Chances are that you have seen the three-letter “RSS” acronym while browsing the Internet. But exactly is it? RSS stands for Rich Site Summary or Really Simple Syndication (syndication is the republishing of an article from another source, in this instance usually a website).
RSS is a method of distributing updates about website content. It may include a summary and photos of the site’s latest posting. Feeds that provide summaries (hence “Rich Site Summary”) allow readers to scan the article to decide if they want to access the original source. RSS feeds normally include the title of the update and link to the originating website.
RSS is beneficial to both readers and publishers. They provide readers with the latest updates, whether it’s national or local news feeder, weather, music, games or a favorite blogger. Updates are received as soon as they are published. Readers have a choice as to which websites to subscribe and can change their selections at any time.
RSS also provides readers with a time management tool. Since RSS feeds deliver a summary of the related article, it saves time by allowing readers to decide if they want to follow-up and access the source website. Another benefit is RSS feeds decrease the amount of clutter in a reader’s inbox. While email addresses are required to access online RSS aggregators, RSS does not use email to deliver updates. As a result, feeds are spam free.
Unlike email-based subscriptions, unsubscribing to an RSS feed is quick and hassle-free. Terminating an email subscription normally requires subscribers to go the website and answer questions about why they are unsubscribing before confirming their decision. With RSS, all the reader has to do is delete the feed from their aggregator.
The disadvantages of RSS are relatively minor and often the result of user or supplier preference. For example, some users simply prefer receiving email instead of RSS feeds. One reason is that graphics and photos don’t always accompany feeds (except for some web-based aggregators). Additionally, since the technology is still fairly new, a reader’s preferred websites may not support RSS.
A disadvantage to publishers is they cannot determine how many readers are subscribed to their feed, their frequency of visits or reason for unsubscribing.
RSS and Internet Marketing
The concept of RSS originated with Netscape for the purpose of providing users with a way to customize their personal homepage with links to websites that interest them, now similar to bookmarking a website. Use of the application for internet marketing was an unexpected development.
Since users are given the freedom to add RSS feeds to their aggregators, consumers who are interested in particular products or services can now receive instant communication from suppliers. The result is targeted marketing at its easiest that benefits consumers and businesses. Readers who subscribe to product or service websites can receive the latest news and updates without the spam that often accompanies email subscriptions. Providers benefit from targeted marketing since subscribers are normally consumers who are interested in their products or services.
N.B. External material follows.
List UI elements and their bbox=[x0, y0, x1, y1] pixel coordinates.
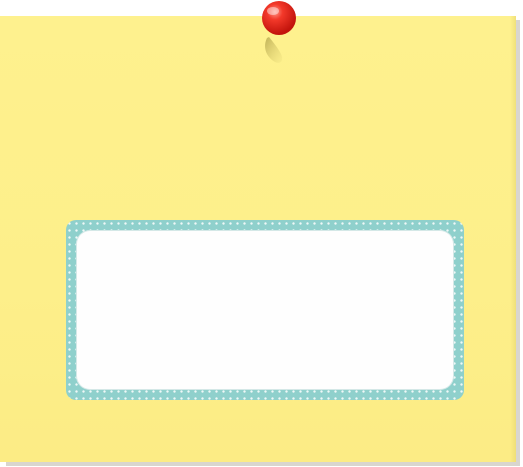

So how do you start using RSS? You need two things to begin receiving feeds: the RSS feed itself, and an RSS aggregator or reader. The RSS feed comes from an RSS-supported website (an Internet search will produce a list of RSS feeds from different websites). An RSS aggregator is used to read the feed from the source website. It scans, collects and delivers the latest data.
An aggregator comes in two forms: a downloadable program and an online or web-based aggregator. Downloadable aggregators may require a purchase payment, while internet-based aggregators are normally free. All you need to do is register an account to use the services. Both versions allow you to customize or choose which RSS feeds to enter.
If RSS is new to you, choosing a web-based aggregator may be the best choice due to ease of use. When visiting a preferred website, search the homepage for an RSS or XML button. It contains the RSS code that you will need to enter in your aggregator. This is usually as simple as copying and pasting the code containing the URL of the website into your aggregator.